Electric power companies are becoming increasingly desperate to restart their nuclear plants to stay afloat, warning of rate hikes and blackouts if their reactors remain offline. But the utilities are ignoring the key question of whether nuclear energy is really needed to meet the nation’s power demand.
“Unless more nuclear plants are brought back online, our balance sheet will worsen, threatening a stable power supply,” Makoto Yagi, president of Kansai Electric Power Co., told a news conference on Sept. 7.
Yagi said the company will consider all possible options, suggesting a rate hike, if the shutdowns continue at nuclear plants.
The utility posted a net loss of 99.5 billion yen ($1.26 billion) in the April-June period, compared with a net profit of 34.4 billion yen a year earlier.
Despite public opposition, the government in July reactivated two reactors at Kansai Electric’s Oi nuclear power plant in Fukui Prefecture before electricity demand hit a peak in summer.
But Kansai Electric figures suggest that electricity demand could have been met without the Oi reactors running largely because of power savings by households and businesses.
Kansai Electric’s supply capacity was 11.8 percent higher than power demand on Aug. 3, when consumption peaked in the Kansai region.
If the Oi reactors had not been restarted, the margin would have fallen to 2.7 percent, below the 3-percent benchmark that utilities say is required to prepare for an emergency.
However, experts said Kansai Electric could meet demand if it secured electricity from other companies.
The peak demand in the Kansai region was 26.8 gigawatts on Aug. 3, and the Oi reactors supplied 2.4 gigawatts. But Kansai Electric and other utilities in western Japan, which use the same frequency, had a combined surplus capacity exceeding 9 gigawatts, according to the energy strategy council of the Osaka prefectural and municipal governments.
“It was highly likely that Kansai Electric could do without any reactors online, given that (households and businesses) saved power even after the Oi reactors were restarted,” said Kazuhiro Ueta, a professor of environmental economics at Kyoto University, who chairs the panel.
“We must analyze how much power-saving efforts have become part of the daily lifestyle and discuss whether nuclear plants are necessary based on the finding.”
Ueta's panel has called for suspending the Oi reactors again after summer.
The government’s power-saving campaign ended in the Kansai, Shikoku and Kyushu regions on Sept. 7. Of the 50 nuclear reactors in Japan, only the Oi reactors are in operation.
In the Kansai region, power usage was cut by 11.1 percent from two years earlier, exceeding the target of at least 10 percent.
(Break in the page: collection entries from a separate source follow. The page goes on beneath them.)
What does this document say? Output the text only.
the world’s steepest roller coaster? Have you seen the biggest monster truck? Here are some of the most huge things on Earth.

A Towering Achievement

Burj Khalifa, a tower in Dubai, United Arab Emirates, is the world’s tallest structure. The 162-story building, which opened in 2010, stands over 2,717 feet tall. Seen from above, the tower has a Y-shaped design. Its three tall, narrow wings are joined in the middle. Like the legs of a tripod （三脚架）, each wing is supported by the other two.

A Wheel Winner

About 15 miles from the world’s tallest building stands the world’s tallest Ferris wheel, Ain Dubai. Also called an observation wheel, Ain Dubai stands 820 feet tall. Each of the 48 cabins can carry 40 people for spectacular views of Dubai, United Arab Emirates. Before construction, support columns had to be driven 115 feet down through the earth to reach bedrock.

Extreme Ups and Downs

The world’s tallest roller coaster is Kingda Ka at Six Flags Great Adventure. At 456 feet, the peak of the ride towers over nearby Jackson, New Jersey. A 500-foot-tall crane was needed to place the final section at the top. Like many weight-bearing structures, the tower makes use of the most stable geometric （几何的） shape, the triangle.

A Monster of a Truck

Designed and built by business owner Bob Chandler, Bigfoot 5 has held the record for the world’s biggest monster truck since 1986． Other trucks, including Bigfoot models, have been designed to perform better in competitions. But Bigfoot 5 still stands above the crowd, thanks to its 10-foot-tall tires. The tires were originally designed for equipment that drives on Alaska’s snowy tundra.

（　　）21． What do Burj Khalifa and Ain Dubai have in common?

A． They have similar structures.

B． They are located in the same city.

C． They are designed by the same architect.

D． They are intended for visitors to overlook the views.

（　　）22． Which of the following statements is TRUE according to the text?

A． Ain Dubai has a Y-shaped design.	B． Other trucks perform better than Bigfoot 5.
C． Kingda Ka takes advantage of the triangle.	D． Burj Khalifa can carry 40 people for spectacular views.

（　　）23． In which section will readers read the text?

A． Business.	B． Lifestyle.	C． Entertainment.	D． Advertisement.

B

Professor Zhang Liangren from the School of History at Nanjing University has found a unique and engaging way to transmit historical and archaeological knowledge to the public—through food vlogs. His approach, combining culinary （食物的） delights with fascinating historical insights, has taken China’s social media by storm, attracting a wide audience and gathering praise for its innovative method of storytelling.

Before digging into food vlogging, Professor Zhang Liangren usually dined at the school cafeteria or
Consumption fell 9.5 percent in Kyushu, largely in line with the 10-percent target, and 8.3 percent in Shikoku, above the 5-percent target.
But electric power companies continue to lobby for restarting nuclear reactors, saying their very survival is at stake.
“We will reach a dead end in a few years,” a senior Kansai Electric official said. “We will not be able to cover the snowballing costs even if personnel expenses are slashed to zero.”
In addition to Kansai Electric, seven regional electric utilities suffered net losses in the April-June period.
Kyushu Electric Power Co.’s net loss ballooned to 101 billion yen from 8 billion yen a year earlier on increased fuel costs for thermal power generation.
The company will skip a midterm dividend for the first time in 32 years as the net loss for the April-September period will reach 165 billion yen.
Michiaki Uriu, president of Kyushu Electric, said the company will consider a rate hike unless nuclear reactors are restarted.
“Electric utilities are eager to restart nuclear reactors for the sake of their operations,” said Takumi Fujinami, a senior researcher at Japan Research Institute. “A rate hike will likely be unavoidable if nuclear reactors remain offline.”
But power companies themselves would likely have to pay a price for increasing their electricity rates.
The government will demand the companies streamline operations if it approves a rate hike for household customers.
Tokyo Electric Power Co., operator of the stricken Fukushima No. 1 nuclear power plant, raised rates for household users by an average of 8.46 percent in September.
The company was forced to lower the average annual income of employees by more than 20 percent from 7 million yen to 5.5 million yen. It also reviewed its fringe benefits and fuel procurement costs.
A senior Kansai Electric official said the company is loath to follow in TEPCO’s footsteps.
“Like TEPCO, we would be made a wreck of by politicians if we raised electricity charges,” the official said.
The government estimates that a household that pays 9,900 yen a month for electricity bill may have to shoulder more than 20,000 yen if nuclear power generation is abolished in 2030.